Contrairement aux années précédentes, les célébrations ont débuté plus tôt. «Habituellement, on fait les annonces au début janvier et les activités commencent véritablement début février. Cette année, on avait plusieurs occasions de commencer à célébrer plus tôt, alors on l’a fait», explique M. Claude. Ce choix stratégique a permis d’étaler la programmation et d’offrir encore plus d’occasions de rassemblement à la communauté.
Au total, près d’une quarantaine d’activités ont été proposées, avec un rythme soutenu de deux à trois événements par semaine. «C’est un gros événement pour l’organisme et pour l’équipe qui doit le gérer. Et surtout, un immense merci aux bénévoles : sans eux, ce serait tout simplement impossible», souligne le directeur général. Le point culminant du Carnaval s’est tenu durant la grande semaine, du 1er au 7 février, période durant laquelle se sont déroulées les activités phares.
La réponse du public a été au rendez-vous. Selon Arnaud Claude, une dizaine d’activités ont affiché complet, un fait suffisamment marquant pour être souligné. «On est très heureux de la participation. C’est une belle fête communautaire, une véritable célébration de la francophonie. Tout le monde est invité et tout le monde se prend au jeu», affirme-t-il avec enthousiasme.
La cérémonie de clôture a été marquée par le dévoilement du Bonhomme Carnaval, un moment particulièrement chargé de sens, alors que la communauté prolonge la célébration du 50ᵉ anniversaire du drapeau franco-ontarien. Derrière le costume se cachait Nathalie Dupuis, fille de Michel Dupuis, co-créateur du drapeau. Un choix qui s’est imposé naturellement pour les organisateurs. «Sa famille a toujours été présente au service de la francophonie et de son bien-être. C’était évident de l’inviter à jouer ce rôle important pour la communauté», explique Arnaud Claude.

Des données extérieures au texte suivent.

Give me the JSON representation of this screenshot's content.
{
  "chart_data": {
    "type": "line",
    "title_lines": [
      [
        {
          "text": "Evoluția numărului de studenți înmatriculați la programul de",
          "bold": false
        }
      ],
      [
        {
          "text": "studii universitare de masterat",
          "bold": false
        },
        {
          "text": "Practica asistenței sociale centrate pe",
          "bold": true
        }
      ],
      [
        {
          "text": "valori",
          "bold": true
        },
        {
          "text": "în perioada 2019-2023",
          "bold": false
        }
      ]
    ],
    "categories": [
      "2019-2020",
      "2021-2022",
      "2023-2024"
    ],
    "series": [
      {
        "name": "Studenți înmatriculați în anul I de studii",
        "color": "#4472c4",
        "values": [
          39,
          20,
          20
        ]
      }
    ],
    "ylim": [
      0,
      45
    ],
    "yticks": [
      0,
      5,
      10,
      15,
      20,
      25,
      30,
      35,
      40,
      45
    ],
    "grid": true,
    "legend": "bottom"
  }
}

Pour Nathalie Dupuis, l’expérience a été unique. «C’est un honneur et un privilège. Une expérience qu’on ne vit qu’une seule fois dans sa vie. Ça a été fantastique, vraiment inoubliable», confie-t-elle. Présente sous le costume depuis la mi-janvier, elle a sillonné les activités du Carnaval pendant plusieurs semaines, notamment dans les écoles.
Malgré le froid extérieur et la chaleur parfois intense à l’intérieur, elle garde un souvenir très positif de son rôle. «Ce n’était pas difficile. Il y avait des doublures, pour se protéger du froid, et tout s’est très bien passé», raconte-t-elle. Le plus grand défi demeurait toutefois le silence imposé au Bonhomme Carnaval. «Les gens essaient de te faire parler, te touchent, te posent des questions. Étant une personne très sociable, surtout quand je reconnaissais des gens, c’était difficile de ne pas aller leur dire bonjour», ajoute-t-elle avec humour.
La charge symbolique de son rôle, dans une année anniversaire pour la francophonie ontarienne, a rendu l’expérience encore plus touchante. «C’est très symbolique. Une année très spéciale. Ça fait vraiment chaud au cœur», conclut-elle.
Le Carnaval d’Hiver a également été l’occasion de créer des souvenirs forts pour des participants vivant l’événement pour la toute première fois, comme Rim Ayatallah, gagnante du premier prix du tirage au sort. Arrivée du Maroc à North Bay à la fin juillet dernier, Rim travaille auprès des Compagnons des francs loisirs dans le domaine de la petite enfance.
«C’est ma première participation au Carnaval d’Hiver, et c’est aussi la première fois que je gagne quelque chose dans ma vie », raconte-t-elle, encore surprise. «J’ai acheté le billet en me disant que je n’allais pas gagner. Quand j’ai entendu mon nom, c’était un choc.»
Le nombre exact de participants sera communiqué dans les prochaines semaines.